Mi osservai intorno allarmata, non potevo farmi cogliere impreparata. I figli di Ade avevano lo straordinario potere di viaggiare attraverso le ombre ad una velocità sorprendente, quindi per evitare un suo eventuale attacco furtivo, cercai di mettermi in una posizione pienamente illuminata, senza neanche un filo d'oscurità. Ero decisa a combatterlo e a porre fine alla sua inutile esistenza.

Quando poi la vidi.

Una ragazza bellissima: carnagione olivastra, occhi e capelli castano scuro, e addosso un'armatura color della notte.

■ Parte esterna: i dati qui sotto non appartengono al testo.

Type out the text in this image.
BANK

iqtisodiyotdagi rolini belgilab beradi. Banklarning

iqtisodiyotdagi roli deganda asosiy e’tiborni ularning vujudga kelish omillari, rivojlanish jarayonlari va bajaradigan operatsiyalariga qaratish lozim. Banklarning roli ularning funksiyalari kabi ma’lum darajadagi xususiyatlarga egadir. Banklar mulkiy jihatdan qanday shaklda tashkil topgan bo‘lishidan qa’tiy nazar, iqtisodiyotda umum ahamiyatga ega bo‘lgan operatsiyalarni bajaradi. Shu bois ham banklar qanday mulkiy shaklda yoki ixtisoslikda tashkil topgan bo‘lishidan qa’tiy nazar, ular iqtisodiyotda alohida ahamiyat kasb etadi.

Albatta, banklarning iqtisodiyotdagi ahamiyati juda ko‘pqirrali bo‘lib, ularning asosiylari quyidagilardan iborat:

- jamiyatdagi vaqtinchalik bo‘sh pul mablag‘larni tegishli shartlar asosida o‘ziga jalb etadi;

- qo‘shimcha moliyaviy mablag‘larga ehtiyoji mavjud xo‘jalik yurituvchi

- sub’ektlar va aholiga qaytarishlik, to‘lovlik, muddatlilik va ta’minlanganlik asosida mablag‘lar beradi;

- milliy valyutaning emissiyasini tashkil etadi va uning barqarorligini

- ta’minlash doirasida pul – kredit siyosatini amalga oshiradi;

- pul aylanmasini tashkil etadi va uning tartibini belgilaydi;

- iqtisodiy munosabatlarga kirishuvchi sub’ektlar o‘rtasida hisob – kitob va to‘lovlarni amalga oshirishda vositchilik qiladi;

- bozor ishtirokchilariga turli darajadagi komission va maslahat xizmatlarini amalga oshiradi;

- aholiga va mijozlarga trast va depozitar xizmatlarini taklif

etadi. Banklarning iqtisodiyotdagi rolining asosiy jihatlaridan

Appena i nostri sguardi si incrociarono sguainai la spada e lei fece altrettanto. Una spada di ossidiana con un'impugnatura d'osso e un rubino rotondo, che ricordava un melograno, sull' impugnatura. Il patto mortale. L'inganno secolare di Ade.

Non mi fu difficile riconoscere quella spada, anche perché ero stata addestrata a conoscere tutte le armi più famose, con tutte le loro caratteristiche, in caso avessi dovuto combattere contro una di esse.

Era arrivato quel momento.

Quella era Thanatos, la spada della Morte.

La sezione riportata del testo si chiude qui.